Esta coleção investiga os preconceitos coletivos inconscientes da sociedade, que imbuem nossas perspectivas com mitos feitos pelo homem ligados à genética das pessoas, ideias e arte. Virgil Abloh emprega a moda como ferramenta para mudar esses preconceitos: mantenha os códigos, mas mude os valores.
A lógica reflete as tradições culturais negras que usam figuras de linguagem (ironia, trocadilho, riffing) para brincar ou reverter as conotações de códigos estabelecidos. Essas técnicas criam novos significados e subvertem os cânones estabelecidos. Como ele mesmo exemplifica: “por exemplo, a maneira como uma frase- padrão em inglês pode ter um significado totalmente diferente no inglês vernáculo negro. Apliquei essas técnicas à minha metodologia de design, imbuindo a gramática de arquétipos reconhecidos com diferentes genéticas”.
Com base no ensaio Stranger in the village, de 1953, de James Baldwin, que trata paralelos entre as experiências do autor como um afro-americano em uma vila suíça e sua vida na América, o desfile foi feito em locações na Suíça e em Paris. As performances giram em torno da noção figurativa do roubo de arte: os mitos tecidos pela sociedade em torno da origem e propriedade da arte, referenciais visuais e aqueles que criam.
O artista conceitual Lawrence Weiner constrói uma série de padrões vinculados a essas premissas: “Você pode contar um livro por sua capa”, “O mesmo lugar ao mesmo tempo”, “(Em algum lugar – como)”. Em todas as roupas e acessórios, motivos e técnicas jogam com temas de ilusão, replicando o familiar através efeitos de ilusão de ótica, e reapropriam do normal por meio da elevação extrema.
O convite para o desfile foi um modelo de avião DIY de madeira balsa, um símbolo eterno da infância desprovida de propriedade artística. Quem apareceu com o copo de papel? O prego de metal? O lápis? Isso levanta a questão de quem pode reivindicar a criação: quem pode fazer arte e quem pode consumi-la.

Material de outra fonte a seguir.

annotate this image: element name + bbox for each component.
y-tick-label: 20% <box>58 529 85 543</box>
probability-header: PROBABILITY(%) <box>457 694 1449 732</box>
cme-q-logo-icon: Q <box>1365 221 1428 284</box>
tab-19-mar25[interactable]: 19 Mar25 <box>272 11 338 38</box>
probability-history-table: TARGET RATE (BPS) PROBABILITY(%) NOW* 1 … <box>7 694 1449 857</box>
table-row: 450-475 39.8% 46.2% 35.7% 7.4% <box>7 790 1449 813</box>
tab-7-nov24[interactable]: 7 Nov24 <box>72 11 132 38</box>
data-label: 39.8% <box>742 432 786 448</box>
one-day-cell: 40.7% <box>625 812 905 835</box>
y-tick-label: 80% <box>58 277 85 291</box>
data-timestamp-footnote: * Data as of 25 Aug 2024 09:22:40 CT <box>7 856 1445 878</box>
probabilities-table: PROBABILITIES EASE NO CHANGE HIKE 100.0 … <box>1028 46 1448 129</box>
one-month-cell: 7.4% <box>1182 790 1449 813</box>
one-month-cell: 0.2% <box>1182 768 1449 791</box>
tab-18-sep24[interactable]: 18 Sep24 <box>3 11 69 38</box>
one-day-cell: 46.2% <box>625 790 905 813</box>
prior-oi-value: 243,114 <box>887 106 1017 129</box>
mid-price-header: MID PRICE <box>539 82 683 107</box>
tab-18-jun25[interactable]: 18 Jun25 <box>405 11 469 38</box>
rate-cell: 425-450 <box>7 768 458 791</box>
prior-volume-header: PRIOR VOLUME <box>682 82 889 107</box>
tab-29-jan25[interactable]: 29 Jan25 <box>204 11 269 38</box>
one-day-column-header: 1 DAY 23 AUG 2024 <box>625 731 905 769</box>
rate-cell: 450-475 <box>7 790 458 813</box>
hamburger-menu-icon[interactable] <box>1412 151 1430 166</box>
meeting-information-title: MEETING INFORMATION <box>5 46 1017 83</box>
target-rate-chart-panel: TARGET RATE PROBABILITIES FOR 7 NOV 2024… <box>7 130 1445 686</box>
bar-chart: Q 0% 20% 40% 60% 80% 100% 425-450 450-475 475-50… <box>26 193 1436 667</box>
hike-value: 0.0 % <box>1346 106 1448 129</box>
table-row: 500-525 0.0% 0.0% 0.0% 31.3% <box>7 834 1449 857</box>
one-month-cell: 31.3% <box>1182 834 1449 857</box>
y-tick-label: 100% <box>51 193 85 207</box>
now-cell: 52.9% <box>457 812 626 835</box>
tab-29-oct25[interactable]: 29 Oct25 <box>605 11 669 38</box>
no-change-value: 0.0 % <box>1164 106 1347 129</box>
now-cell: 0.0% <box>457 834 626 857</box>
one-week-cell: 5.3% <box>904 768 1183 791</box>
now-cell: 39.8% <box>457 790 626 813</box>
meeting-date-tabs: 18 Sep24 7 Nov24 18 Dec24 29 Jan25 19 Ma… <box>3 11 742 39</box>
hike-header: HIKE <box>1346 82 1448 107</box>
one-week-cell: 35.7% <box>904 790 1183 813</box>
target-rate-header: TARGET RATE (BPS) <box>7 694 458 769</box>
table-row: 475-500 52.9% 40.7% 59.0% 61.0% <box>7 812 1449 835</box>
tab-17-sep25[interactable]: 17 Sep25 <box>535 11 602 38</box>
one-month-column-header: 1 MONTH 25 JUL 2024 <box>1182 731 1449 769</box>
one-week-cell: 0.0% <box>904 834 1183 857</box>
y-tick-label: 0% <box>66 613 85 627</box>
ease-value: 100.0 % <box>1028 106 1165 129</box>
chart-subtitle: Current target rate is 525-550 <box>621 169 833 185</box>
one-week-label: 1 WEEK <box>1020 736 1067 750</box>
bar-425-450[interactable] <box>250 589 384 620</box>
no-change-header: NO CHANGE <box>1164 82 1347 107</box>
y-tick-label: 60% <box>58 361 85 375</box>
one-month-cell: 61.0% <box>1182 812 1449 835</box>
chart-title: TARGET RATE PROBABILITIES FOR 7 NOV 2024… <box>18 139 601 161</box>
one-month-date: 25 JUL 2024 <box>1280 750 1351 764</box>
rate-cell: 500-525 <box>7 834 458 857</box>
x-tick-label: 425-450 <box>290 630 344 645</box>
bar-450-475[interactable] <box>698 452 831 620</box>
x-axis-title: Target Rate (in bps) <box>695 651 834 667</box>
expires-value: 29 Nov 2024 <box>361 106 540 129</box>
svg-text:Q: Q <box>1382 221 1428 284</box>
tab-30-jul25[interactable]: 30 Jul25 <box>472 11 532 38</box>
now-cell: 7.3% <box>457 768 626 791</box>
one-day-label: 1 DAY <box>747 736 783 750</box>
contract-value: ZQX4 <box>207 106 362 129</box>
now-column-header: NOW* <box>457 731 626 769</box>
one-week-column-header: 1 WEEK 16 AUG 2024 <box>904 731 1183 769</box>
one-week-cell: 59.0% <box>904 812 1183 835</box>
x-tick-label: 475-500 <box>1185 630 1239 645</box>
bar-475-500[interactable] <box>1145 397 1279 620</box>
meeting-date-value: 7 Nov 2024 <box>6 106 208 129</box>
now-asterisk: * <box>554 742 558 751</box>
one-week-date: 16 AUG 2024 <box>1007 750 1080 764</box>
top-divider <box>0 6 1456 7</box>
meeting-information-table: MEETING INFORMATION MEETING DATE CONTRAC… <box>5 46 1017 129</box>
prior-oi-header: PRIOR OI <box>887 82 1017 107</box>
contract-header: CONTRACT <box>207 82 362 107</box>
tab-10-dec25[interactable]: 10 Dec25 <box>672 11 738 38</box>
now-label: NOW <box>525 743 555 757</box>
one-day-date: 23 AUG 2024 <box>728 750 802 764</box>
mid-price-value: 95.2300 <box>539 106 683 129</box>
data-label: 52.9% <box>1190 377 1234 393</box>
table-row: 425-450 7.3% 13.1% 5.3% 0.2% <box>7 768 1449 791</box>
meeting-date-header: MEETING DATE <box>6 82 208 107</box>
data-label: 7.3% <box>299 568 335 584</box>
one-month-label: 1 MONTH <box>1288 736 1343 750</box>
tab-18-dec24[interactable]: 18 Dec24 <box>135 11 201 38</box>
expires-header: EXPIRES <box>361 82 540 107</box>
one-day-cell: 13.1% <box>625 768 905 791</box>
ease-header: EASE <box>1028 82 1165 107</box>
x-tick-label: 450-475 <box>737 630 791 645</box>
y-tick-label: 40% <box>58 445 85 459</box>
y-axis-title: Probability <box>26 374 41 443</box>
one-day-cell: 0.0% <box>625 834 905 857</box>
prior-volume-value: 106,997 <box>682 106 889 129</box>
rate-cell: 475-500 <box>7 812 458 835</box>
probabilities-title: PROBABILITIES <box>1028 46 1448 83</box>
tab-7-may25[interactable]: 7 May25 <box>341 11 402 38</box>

Concebidos fora da esfera da arte, os itens não desenhados e essencialmente “normais” representam um domínio público continuamente reinventado e reivindicado pelo setor da arte.
Como resultado, a normalidade é acentuada. Como ela é? O que significa e quem tem o privilégio opcional de incorporá-la? Virgil Abloh traz sua ideia consagrada de “Turista x Purista” para o primeiro plano. A coleção detecta seus códigos para desafiá-los e uni-los.
Em um clima social que anseia por um novo normal que rompa com a estrutura arcaica da sociedade, os arquétipos tornam-se neótipos. “Se um artista não cumpre nossa imagem predeterminada de artista, isso o torna menos artista? Se uma referência originada na esfera do Turista for alterada para uma nova obra de arte, o Purista pode reivindicar a propriedade dessa referência?” Se o tecido Kente – o tecido da herança cultural de Virgil Abloh – é reproduzido em tartan, isso torna Kente menos ganense e tartan menos escocês? Proveniência é realidade, enquanto propriedade é mito: invenções do homem agora maduras para reinvenção.